Yang bohong saja aku tidak ingin mengatakannya, apalagi yang benar-benar terjadi...

*****

Flashback

Taipei, Taiwan.

"Ma, sedang apa?" tanyaku sambil menoleh sekilas ke arah Mama yang sedang sibuk mencari-cari sesuatu di rak bukuku.
"Tidak ada." jawabnya sekilas dan aku langsung meletakkan novel yang sedang kubaca di atas meja, kemudian berjalan cepat menghampirinya. Aku tidak suka melihat rak bukuku diacak-acak seperti ini.
"Cari apa? Ini semua bukuku." kataku sambil menatap mama yang terlihat bingung.
"Aku meletakkan satu bukuku di sini. Kau tidak memindahkannya?" tanya Mama dan aku mengerutkan keningku.
"Aku tidak merasa pernah melihat bukumu. Kau lupa mungkin? Coba tanya Papa."
"Dia juga tidak tahu."
"Didi?" *(Adik laki-laki*)
"Tidak mungkin."
"Buku apa?" tanyaku dan Mama menatapku dengan tatapan khawatir. Aku benci sekali kalau Mama sudah menatapku dengan tatapan seperti itu, seperti aku sudah melakukan sebuah kesalahan besar lagi. Aku benar-benar sudah bertobat, Ma!
"Aku salah apalagi memangnya?" tanyaku dengan sedikit menaikkan nada bicaraku.
"Akhh... Aku sakit kepala lagi sekarang." keluhnya dan berjalan pergi meninggalkan ruang baca, kemudian memanggil nama Papa beberapa kali.

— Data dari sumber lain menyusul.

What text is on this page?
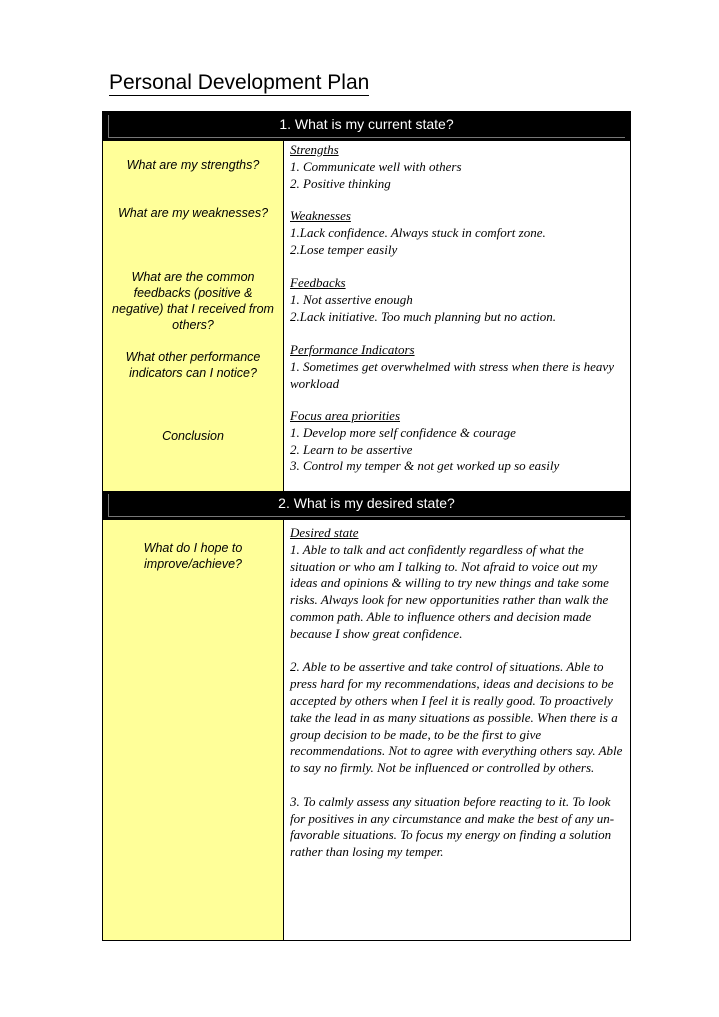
Personal Development Plan
1. What is my current state?
What are my strengths?
What are my weaknesses?
What are the common feedbacks (positive & negative) that I received from others?
What other performance indicators can I notice?
Conclusion

Strengths

1. Communicate well with others

2. Positive thinking

Weaknesses

1.Lack confidence. Always stuck in comfort zone.

2.Lose temper easily

Feedbacks

1. Not assertive enough

2.Lack initiative. Too much planning but no action.

Performance Indicators

1. Sometimes get overwhelmed with stress when there is heavy workload

Focus area priorities

1. Develop more self confidence & courage

2. Learn to be assertive

3. Control my temper & not get worked up so easily

2. What is my desired state?
What do I hope to improve/achieve?

Desired state

1. Able to talk and act confidently regardless of what the situation or who am I talking to. Not afraid to voice out my ideas and opinions & willing to try new things and take some risks. Always look for new opportunities rather than walk the common path. Able to influence others and decision made because I show great confidence.

2. Able to be assertive and take control of situations. Able to press hard for my recommendations, ideas and decisions to be accepted by others when I feel it is really good. To proactively take the lead in as many situations as possible. When there is a group decision to be made, to be the first to give recommendations. Not to agree with everything others say. Able to say no firmly. Not be influenced or controlled by others.

3. To calmly assess any situation before reacting to it. To look for positives in any circumstance and make the best of any un-favorable situations. To focus my energy on finding a solution rather than losing my temper.
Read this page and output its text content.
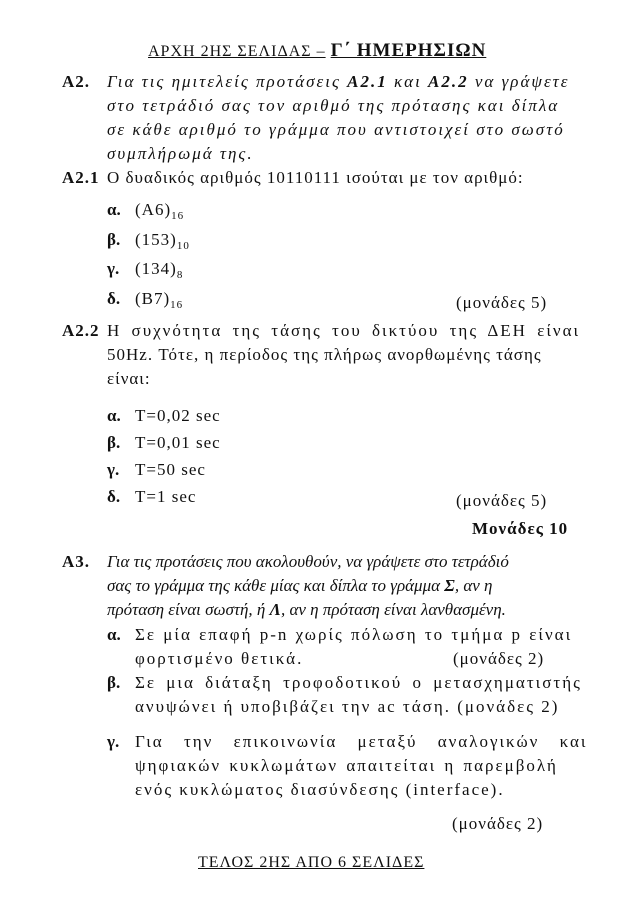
ΑΡΧΗ 2ΗΣ ΣΕΛΙΔΑΣ – Γ΄ ΗΜΕΡΗΣΙΩΝ
Α2. Για τις ημιτελείς προτάσεις Α2.1 και Α2.2 να γράψετε
στο τετράδιό σας τον αριθμό της πρότασης και δίπλα
σε κάθε αριθμό το γράμμα που αντιστοιχεί στο σωστό
συμπλήρωμά της.
Α2.1 Ο δυαδικός αριθμός 10110111 ισούται με τον αριθμό:
α. $(A6)_{16}$
β. $(153)_{10}$
γ. $(134)_8$
δ. $(B7)_{16}$	(μονάδες 5)
Α2.2 Η συχνότητα της τάσης του δικτύου της ΔΕΗ είναι
50Hz. Τότε, η περίοδος της πλήρως ανορθωμένης τάσης
είναι:
α. T=0,02 sec
β. T=0,01 sec
γ. T=50 sec
δ. T=1 sec	(μονάδες 5)
Μονάδες 10
Α3. Για τις προτάσεις που ακολουθούν, να γράψετε στο τετράδιό
σας το γράμμα της κάθε μίας και δίπλα το γράμμα Σ, αν η
πρόταση είναι σωστή, ή Λ, αν η πρόταση είναι λανθασμένη.
α. Σε μία επαφή p-n χωρίς πόλωση το τμήμα p είναι
φορτισμένο θετικά.	(μονάδες 2)
β. Σε μια διάταξη τροφοδοτικού ο μετασχηματιστής
ανυψώνει ή υποβιβάζει την ac τάση. (μονάδες 2)
γ. Για την επικοινωνία μεταξύ αναλογικών και
ψηφιακών κυκλωμάτων απαιτείται η παρεμβολή
ενός κυκλώματος διασύνδεσης (interface).
(μονάδες 2)
ΤΕΛΟΣ 2ΗΣ ΑΠΟ 6 ΣΕΛΙΔΕΣ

Aku yakin Papa sedang berada di ruang pribadinya, studio musik miliknya, dan hanya Mama yang boleh masuk ke sana.

Tidak berapa lama, Mama kembali dan ia tersenyum tipis sambil menatapku.

"Aku berani bersumpah, aku tidak melakukan apapun di kampus." kataku cepat, membuat Mama tertawa pelan dan menepuk pelan bahuku.
"Permasalahnnya memang tentang apa yang kau lakukan, tetapi bukan di kampus. Melainkan di sekolah, dulu..." Aku mengerutkan keningku, pernyataan Mama membuatku kembali teringat akan apa yang terjadi beberapa tahun yang lalu di sekolahku.

Memang benar aku pernah melakukan sebuah kesalahan fatal di sekolah, bahkan bukan sebuah kesalahan, tetapi beberapa kesalahan. Saat pihak sekolah memutuskan untuk mengeluarkanku dari sekolah, aku menolak dan memohon, karena mengingat Papa adalah salah satu siswa berprestasi yang pernah bersekolah di sana, aku tidak ingin namanya menjadi buruk karena aku.

Akhirnya Kepala Sekolah mengabulkan permohonanku. Aku bahkan berjanji akan melakukan apapun yang sekolah ingin aku lakukan, serta membantu Pak Kepala Sekolah yang bersedia membantuku saat itu.

Anehnya, aku sama sekali tidak dipanggil melakukan apapun selama satu tahun melanjutkan sekolahku di sana dengan tenang dan damai. Kupikir perjanjian itu tentu saja dianggap tidak berlaku lagi, dan Kepala Sekolah tidak membutuhkanku lagi, lagipula siapa yang membutuhkan bantuan dari siswi sepertiku?
Dan lagi, kejadian itu sudah berlalu cukup lama, seharusnya perjanjian itu sudah bisa dianggap selesai. Aku tidak perlu melakukan apapun, aku bahkan tidak pernah bertemu Kepala Sekolah itu lagi.